New Delhi: India’s factory output growth slowed to 0.6% in August after expanding 2.7% in the previous month, data released on Friday show, suggesting that economic recovery remains tenuous.

The manufacturing and mining sectors contracted 0.1% and 0.2%, respectively, in the month while electricity generation grew 7.2%, according to the Index of Industrial Production (IIP) data put out by the government.

The Reserve Bank of India (RBI) is scheduled to announce its second-quarter monetary policy on 29 October. Even against the backdrop of weak economic growth, some experts expect the central bank to hike the repo rate to tame inflation.

Inflation as measured by the wholesale price index, or WPI, quickened to 6.1% in August from 5.79% in July on rising food prices. Retail inflation, as measured by the consumer price index, or CPI, slowed for the second month to 9.52% in August from 9.64% in July.

RBI governor Raghuram Rajan, in an interview that Mint published on 8 October, said he would take a call on the monetary policy after looking at the factory output and inflation numbers. The CPI and WPI data for September will be released on Monday.

“I continue to say inflation is a primary concern. But the fight against inflation will take into account the state of the economy," Rajan said.

The International Monetary Fund (IMF) said that in a number of economies, including Brazil, India and Indonesia, more monetary tightening may well be needed to address inflationary pressure from capacity constraints, which will likely be reinforced by recent currency depreciation. Since January, the rupee has weakened by about 11% against the US dollar and lost the third most after the Indonesian rupiah and Japanese yen in Asia.

While output in the volatile capital goods segment, which represents investment demand in the economy, contracted 2% in August, basic goods and intermediate goods production expanded 1.5% and 3.6%, respectively. Consumer goods output also contracted 0.8% on a sharp decline in production of consumer durables by 7.6% for the ninth time in a row.

Madan Sabnavis, chief economist at CARE Ratings, said the hope is that during the festival and the harvest seasons consumer demand will revive, which, coupled with some pick-up in investment, could bring about a turnaround. This, however, will be very gradual, he said.

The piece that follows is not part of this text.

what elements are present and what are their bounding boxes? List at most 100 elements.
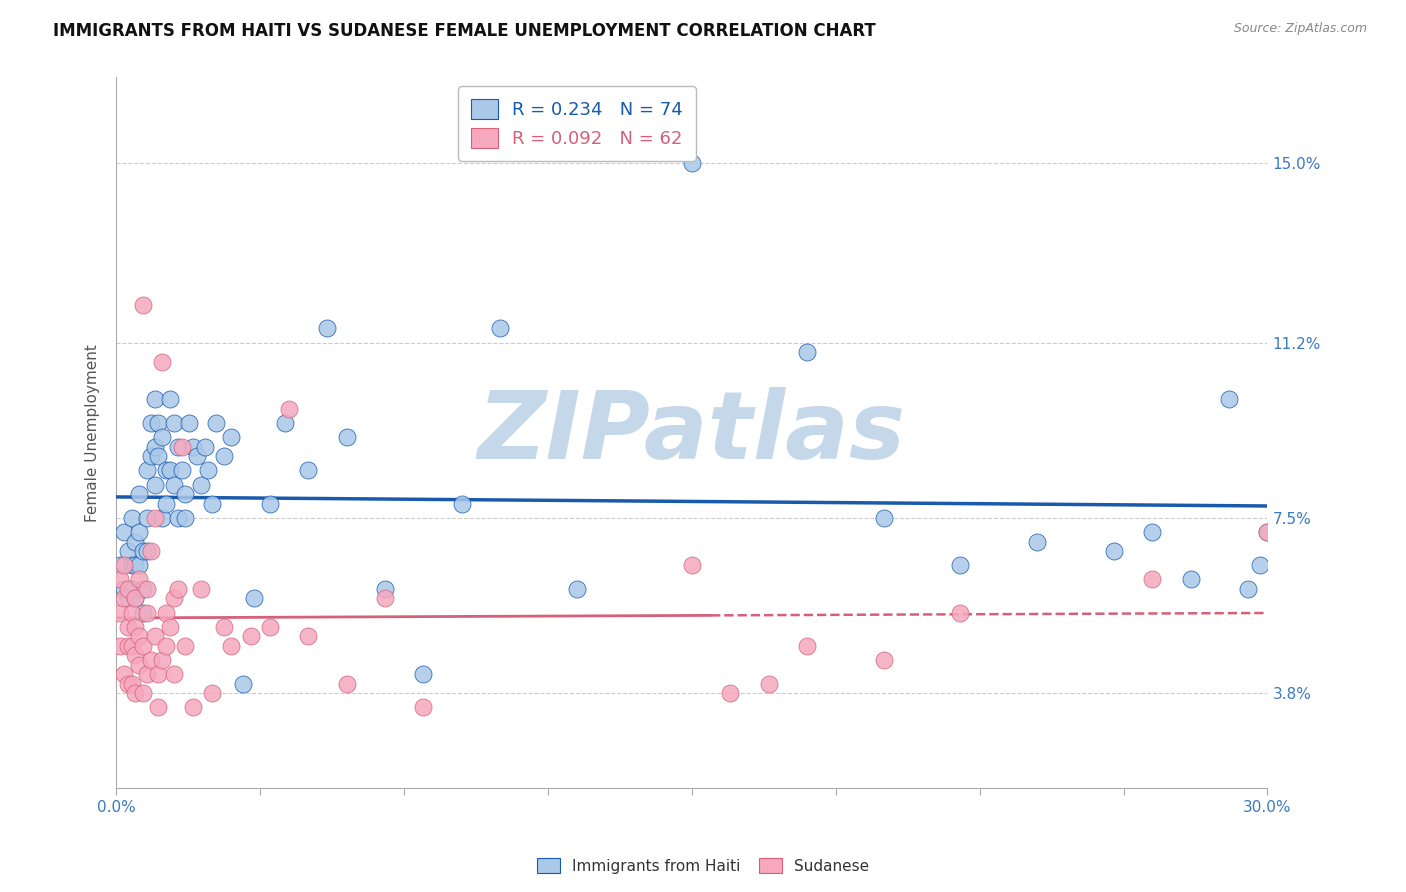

Finance minister P. Chidambaram said on Thursday the economy had shown early indications of a recovery with a pick-up in exports in the second quarter, the return of growth in the manufacturing sector and a reasonable rise in freight traffic.

Rajan, in the interview, said the news on the Indian economy from now on will start getting better. He said strong farm output, speedy implementation of large infrastructure projects and high exports will help the economy bounce back in the second half of the financial year (October-March).

But IMF forecast that India’s economic growth would fall to 4.25% in the year to 31 March in its World Economic Outlook report released on Tuesday, saying the economy would continue to underperform because of regulatory, infrastructural and financing issues.

The projection is less than the government’s estimate of gross domestic product (GDP) growth of 5-5.5%. IMF said robust farm production will be offset by an anaemic performance by the manufacturing and services sectors, and that the current monetary tightening will crimp domestic demand.

“I know that the World Economic Outlook report does not share my optimism, but I may tell you that we do not share their pessimism," Chidambaram said.

India’s economy grew by 4.4% in the three months ended 30 June, its slowest quarterly pace in four years. In 2012-13, economic growth at 5% was the slowest in a decade.

The Asian Development Bank on 2 October slashed its growth forecast for India to 4.7% for 2013-14 from 6% earlier. It expects economic growth in India to pick up in 2014-15 to 5.7%, down from 6.5% projected earlier.

The finance ministry, in a quarterly review of the economy for the April-June period posted on its website, said current macroeconomic trends indicate that a combination of global and domestic developments is likely to result in a “shallow U" shaped recovery in 2013-14.